Even some Russian war bloggers are uneasy, writing on Telegram that recent advances had been suspiciously smooth. Perhaps, they suggested, the Ukrainians are preparing some kind of trap?
The truth is few outside the Ukrainian and Russian high commands really know what is going on.
Could the Ukrainians be planning a stage two to the Kursk operation? Will the elite units who led the assault there be switched back to Donbas to hold the line? Will Ukraine fight for Pokrovsk, or retreat as it has done from outlying villages?
Or will the Russians be forced to switch reserves to Kursk after all, forcing them to halt? Are they plunging into an elaborate trap?
Or is it simply as it appears: an exhausted Ukrainian army finally buckling to the logic of superior Russian numbers?
“There is nothing positive to say, everything is difficult,” said the Ukrainian commander. “We are fighting and now we will see what kind of reinforcements there will be, if any, and then we will build defence on that. We’re trying to cut their main supply routes but they don’t stop.”
Whatever the outcome, Pokrovsk itself is shutting down, like an organism that knows death is near.
A week ago, the supermarkets had closed but small shops were still open. Elderly women were still selling tomatoes, sunflower oil and milk on the main square every day. Locals queued at the social services office to collect their pensions as normal.
“Pokrovsk is changing in front of our eyes. Just two days ago there was some traffic, but today it was almost empty,” Roman Zhylenkov, a volunteer with the group Skhid SOS, which has been running evacuations from the town and surrounding front-line villages, told The Telegraph on Thursday.
“It’s not 2022 – there is no panic. People just pack their belongings, and shut down or relocate their business. There is information that banks will stop operating next Monday.
“The hospital is being relocated to Kryvyi Rih. After the hospital and local administration services are evacuated, locals will start moving out much faster.”
Sooner rather than later, the artillery and the drones will force even the most daring policemen and volunteers to give up on the rescue missions.
Everyone knows what comes next, because it has happened in so many towns before.
The elderly, the ill, and the very poor will be the last to leave, because they have nowhere to go. Some will refuse to move until it is too late. A handful of Russian sympathisers will probably stay behind to be “liberated”.

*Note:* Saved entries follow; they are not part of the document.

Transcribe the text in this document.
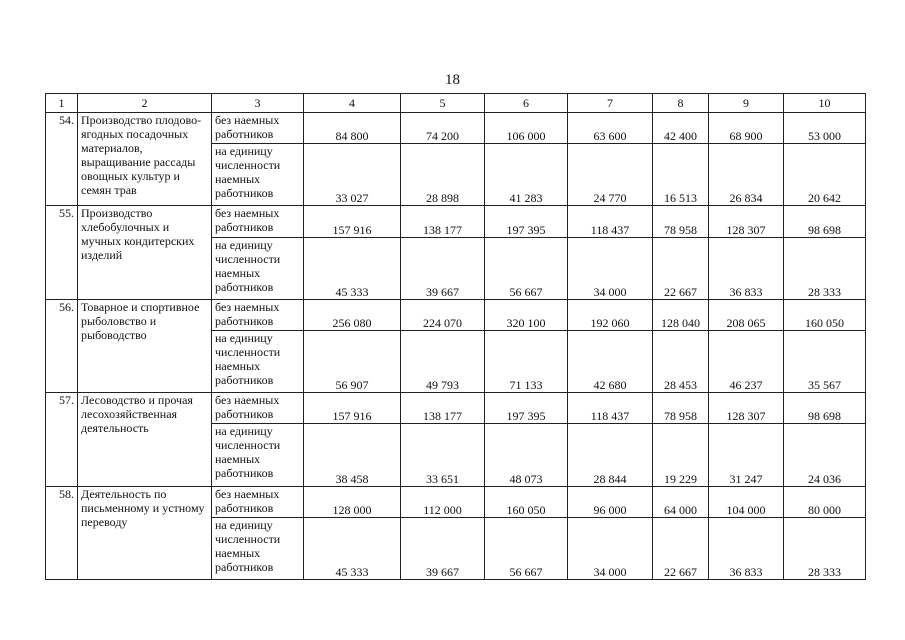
18
1	2	3	4	5	6	7	8	9	10
54.	Производство плодово-ягодных посадочных материалов, выращивание рассады овощных культур и семян трав	без наемных работников	84 800	74 200	106 000	63 600	42 400	68 900	53 000
		на единицу численности наемных работников	33 027	28 898	41 283	24 770	16 513	26 834	20 642
55.	Производство хлебобулочных и мучных кондитерских изделий	без наемных работников	157 916	138 177	197 395	118 437	78 958	128 307	98 698
		на единицу численности наемных работников	45 333	39 667	56 667	34 000	22 667	36 833	28 333
56.	Товарное и спортивное рыболовство и рыбоводство	без наемных работников	256 080	224 070	320 100	192 060	128 040	208 065	160 050
		на единицу численности наемных работников	56 907	49 793	71 133	42 680	28 453	46 237	35 567
57.	Лесоводство и прочая лесохозяйственная деятельность	без наемных работников	157 916	138 177	197 395	118 437	78 958	128 307	98 698
		на единицу численности наемных работников	38 458	33 651	48 073	28 844	19 229	31 247	24 036
58.	Деятельность по письменному и устному переводу	без наемных работников	128 000	112 000	160 050	96 000	64 000	104 000	80 000
		на единицу численности наемных работников	45 333	39 667	56 667	34 000	22 667	36 833	28 333
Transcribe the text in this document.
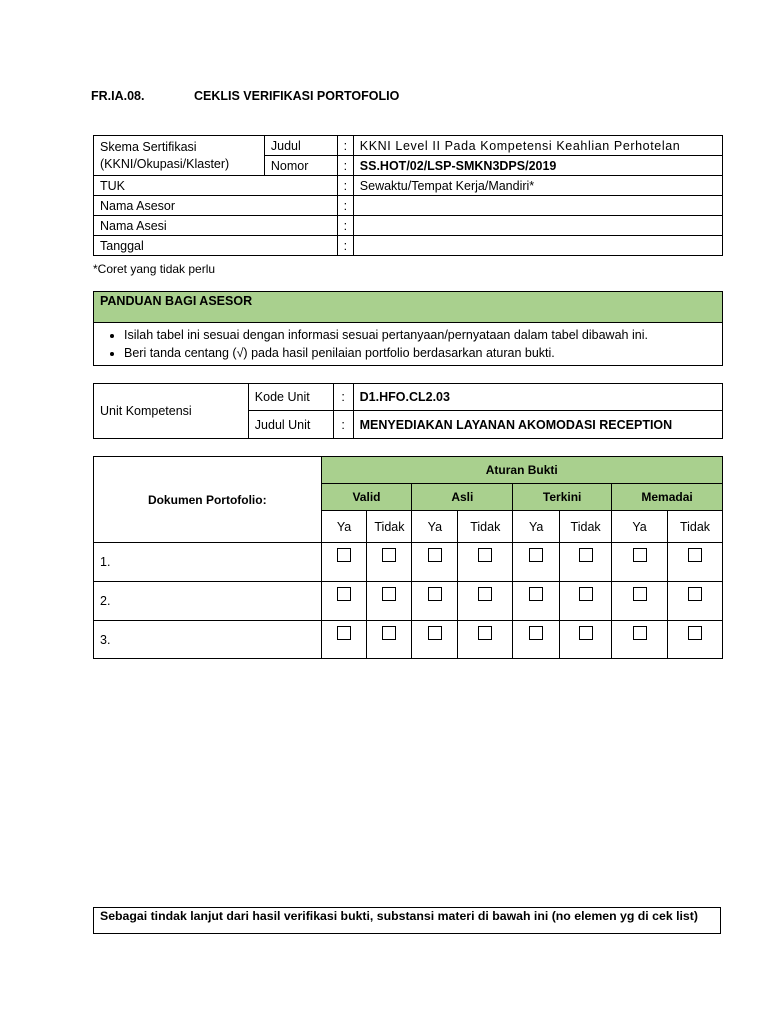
FR.IA.08.	CEKLIS VERIFIKASI PORTOFOLIO
Skema Sertifikasi
(KKNI/Okupasi/Klaster)	Judul	:	KKNI Level II Pada Kompetensi Keahlian Perhotelan
	Nomor	:	SS.HOT/02/LSP-SMKN3DPS/2019
TUK		:	Sewaktu/Tempat Kerja/Mandiri*
Nama Asesor		:	
Nama Asesi		:	
Tanggal		:	
*Coret yang tidak perlu
PANDUAN BAGI ASESOR

• Isilah tabel ini sesuai dengan informasi sesuai pertanyaan/pernyataan dalam tabel dibawah ini.
• Beri tanda centang (√) pada hasil penilaian portfolio berdasarkan aturan bukti.
Unit Kompetensi	Kode Unit	:	D1.HFO.CL2.03
	Judul Unit	:	MENYEDIAKAN LAYANAN AKOMODASI RECEPTION
Dokumen Portofolio:	Aturan Bukti							
	Valid		Asli		Terkini		Memadai	
	Ya	Tidak	Ya	Tidak	Ya	Tidak	Ya	Tidak
1.								
2.								
3.								
Sebagai tindak lanjut dari hasil verifikasi bukti, substansi materi di bawah ini (no elemen yg di cek list)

Windows will be blown in, the roads cratered, the houses destroyed. And then the armour and infantry will fight street-to-street through the rubble.
That is, if Ukraine fights for it. If the current rate of Russian advance continues, there may not be much of a battle at all.

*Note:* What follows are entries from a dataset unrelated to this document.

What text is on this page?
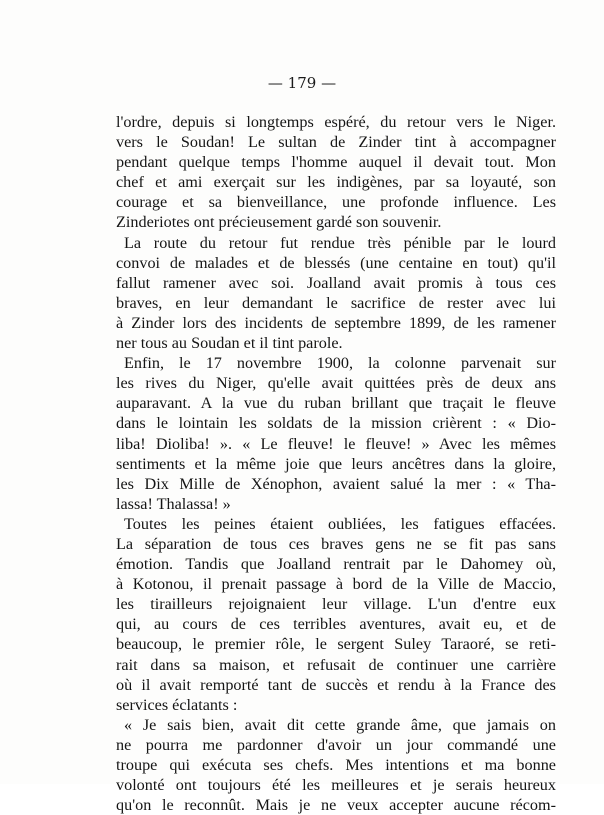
— 179 —
l'ordre, depuis si longtemps espéré, du retour vers le Niger.
vers le Soudan! Le sultan de Zinder tint à accompagner
pendant quelque temps l'homme auquel il devait tout. Mon
chef et ami exerçait sur les indigènes, par sa loyauté, son
courage et sa bienveillance, une profonde influence. Les
Zinderiotes ont précieusement gardé son souvenir.
La route du retour fut rendue très pénible par le lourd
convoi de malades et de blessés (une centaine en tout) qu'il
fallut ramener avec soi. Joalland avait promis à tous ces
braves, en leur demandant le sacrifice de rester avec lui
à Zinder lors des incidents de septembre 1899, de les ramener
ner tous au Soudan et il tint parole.
Enfin, le 17 novembre 1900, la colonne parvenait sur
les rives du Niger, qu'elle avait quittées près de deux ans
auparavant. A la vue du ruban brillant que traçait le fleuve
dans le lointain les soldats de la mission crièrent : « Dio-
liba! Dioliba! ». « Le fleuve! le fleuve! » Avec les mêmes
sentiments et la même joie que leurs ancêtres dans la gloire,
les Dix Mille de Xénophon, avaient salué la mer : « Tha-
lassa! Thalassa! »
Toutes les peines étaient oubliées, les fatigues effacées.
La séparation de tous ces braves gens ne se fit pas sans
émotion. Tandis que Joalland rentrait par le Dahomey où,
à Kotonou, il prenait passage à bord de la Ville de Maccio,
les tirailleurs rejoignaient leur village. L'un d'entre eux
qui, au cours de ces terribles aventures, avait eu, et de
beaucoup, le premier rôle, le sergent Suley Taraoré, se reti-
rait dans sa maison, et refusait de continuer une carrière
où il avait remporté tant de succès et rendu à la France des
services éclatants :
« Je sais bien, avait dit cette grande âme, que jamais on
ne pourra me pardonner d'avoir un jour commandé une
troupe qui exécuta ses chefs. Mes intentions et ma bonne
volonté ont toujours été les meilleures et je serais heureux
qu'on le reconnût. Mais je ne veux accepter aucune récom-
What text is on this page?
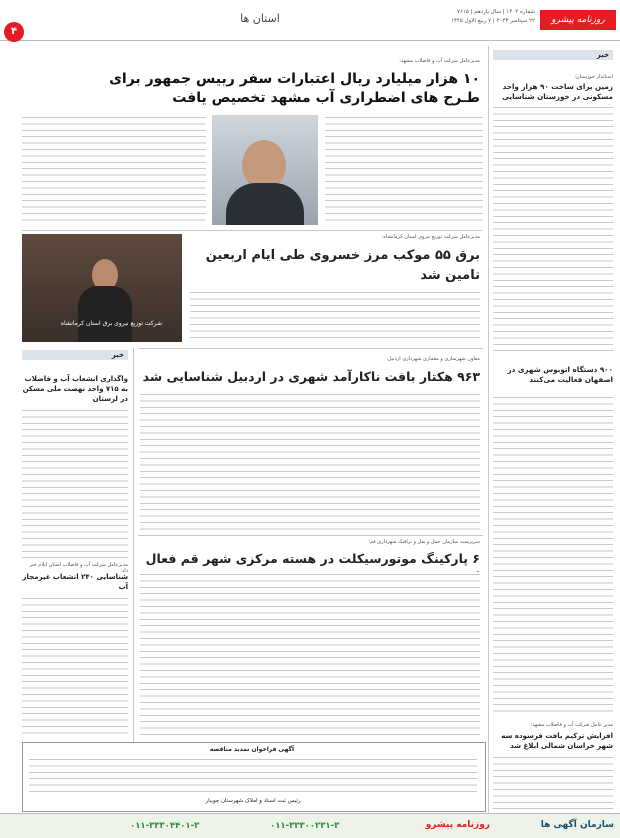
۴
استان ها	روزنامه پیشرو
شماره ۱۴۰۲ | سال یازدهم | ۷۶۱۵
۲۲ سپتامبر ۲۰۲۳ | ۷ ربیع الاول ۱۴۴۵
خبر
استاندار خوزستان:
زمین برای ساخت ۹۰ هزار واحد مسکونی در خوزستان شناسایی
۹۰۰ دستگاه اتوبوس شهری در اصفهان فعالیت می‌کنند
مدیر عامل شرکت آب و فاضلاب مشهد:
افزایش ترکیم بافت فرسوده سه شهر خراسان شمالی ابلاغ شد
مدیرعامل شرکت آب و فاضلاب مشهد:
۱۰ هزار میلیارد ریال اعتبارات سفر رییس جمهور برای طـرح های اضطراری آب مشهد تخصیص یافت
مدیرعامل شرکت توزیع نیروی استان کرمانشاه:
برق ۵۵ موکب مرز خسروی طی ایام اربعین تامین شد
شرکت توزیع نیروی برق استان کرمانشاه
خبر
واگذاری انشعاب آب و فاضلاب به ۷۱۵ واحد نهضت ملی مسکن در لرستان
مدیرعامل شرکت آب و فاضلاب استان ایلام خبر داد:
شناسایی ۲۴۰ انشعاب غیرمجاز آب
معاون شهرسازی و معماری شهرداری اردبیل:
۹۶۳ هکتار بافت ناکارآمد شهری در اردبیل شناسایی شد
سرپرست سازمان حمل و نقل و ترافیک شهرداری قم:
۶ پارکینگ موتورسیکلت در هسته مرکزی شهر قم فعال
آگهی فراخوان تمدید مناقصه
رئیس ثبت اسناد و املاک شهرستان جویبار
سازمان آگهی ها
روزنامه پیشرو
۰۱۱-۳۳۳۰۰۲۳۱-۳
۰۱۱-۳۳۳۰۴۴۰۱-۳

Shortly after we spoke, Ms Korkh and her rescue dogs made it to the house in the Cherkassy region she and her husband had bought for such an emergency. Her husband is still in Pokrovsk.

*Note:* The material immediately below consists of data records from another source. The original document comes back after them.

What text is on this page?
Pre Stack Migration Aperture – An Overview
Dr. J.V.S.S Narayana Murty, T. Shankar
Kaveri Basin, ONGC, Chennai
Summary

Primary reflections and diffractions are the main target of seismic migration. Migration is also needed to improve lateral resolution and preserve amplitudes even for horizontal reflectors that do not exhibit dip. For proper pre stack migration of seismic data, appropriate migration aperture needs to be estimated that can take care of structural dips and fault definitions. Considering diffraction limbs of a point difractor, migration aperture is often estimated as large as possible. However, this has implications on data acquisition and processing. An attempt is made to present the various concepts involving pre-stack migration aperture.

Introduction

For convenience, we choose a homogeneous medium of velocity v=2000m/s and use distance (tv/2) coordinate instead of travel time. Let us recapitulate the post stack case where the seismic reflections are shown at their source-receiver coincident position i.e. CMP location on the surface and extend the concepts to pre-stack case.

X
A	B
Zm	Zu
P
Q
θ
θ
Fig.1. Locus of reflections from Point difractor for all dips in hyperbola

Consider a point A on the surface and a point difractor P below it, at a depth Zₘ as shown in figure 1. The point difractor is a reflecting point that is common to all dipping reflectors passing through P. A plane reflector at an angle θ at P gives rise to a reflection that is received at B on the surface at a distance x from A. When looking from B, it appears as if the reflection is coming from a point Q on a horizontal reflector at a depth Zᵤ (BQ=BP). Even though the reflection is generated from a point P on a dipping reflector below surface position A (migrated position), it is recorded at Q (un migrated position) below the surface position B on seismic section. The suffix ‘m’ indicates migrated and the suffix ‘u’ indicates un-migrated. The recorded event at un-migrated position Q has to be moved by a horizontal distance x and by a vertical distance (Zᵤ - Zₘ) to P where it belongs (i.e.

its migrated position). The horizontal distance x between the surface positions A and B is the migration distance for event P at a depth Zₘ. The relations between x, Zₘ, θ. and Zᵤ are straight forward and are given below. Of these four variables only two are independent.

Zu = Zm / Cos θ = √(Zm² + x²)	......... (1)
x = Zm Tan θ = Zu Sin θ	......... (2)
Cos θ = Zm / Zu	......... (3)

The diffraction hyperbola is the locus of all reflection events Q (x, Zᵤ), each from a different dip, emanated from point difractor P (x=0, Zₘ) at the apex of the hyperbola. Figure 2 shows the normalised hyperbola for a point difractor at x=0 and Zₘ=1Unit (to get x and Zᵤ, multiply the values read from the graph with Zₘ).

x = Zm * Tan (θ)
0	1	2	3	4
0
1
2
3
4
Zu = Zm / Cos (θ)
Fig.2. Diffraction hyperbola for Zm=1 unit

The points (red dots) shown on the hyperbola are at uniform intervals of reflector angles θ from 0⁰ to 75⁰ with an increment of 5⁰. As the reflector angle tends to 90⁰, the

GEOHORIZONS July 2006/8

“How do I feel?” she mused? “I can’t live happily in any other region.
“Yes, it’s my Ukraine, yes I love it, I’m not going to go to Europe or something. But for me, my Ukrainian Donbas… It’s my soul. I only wanted to live in Donbas. I only wanted to grow old in Donbas.”
She pauses to think, and then her voice finally cracks. “For me, it’s like my own, individual death.”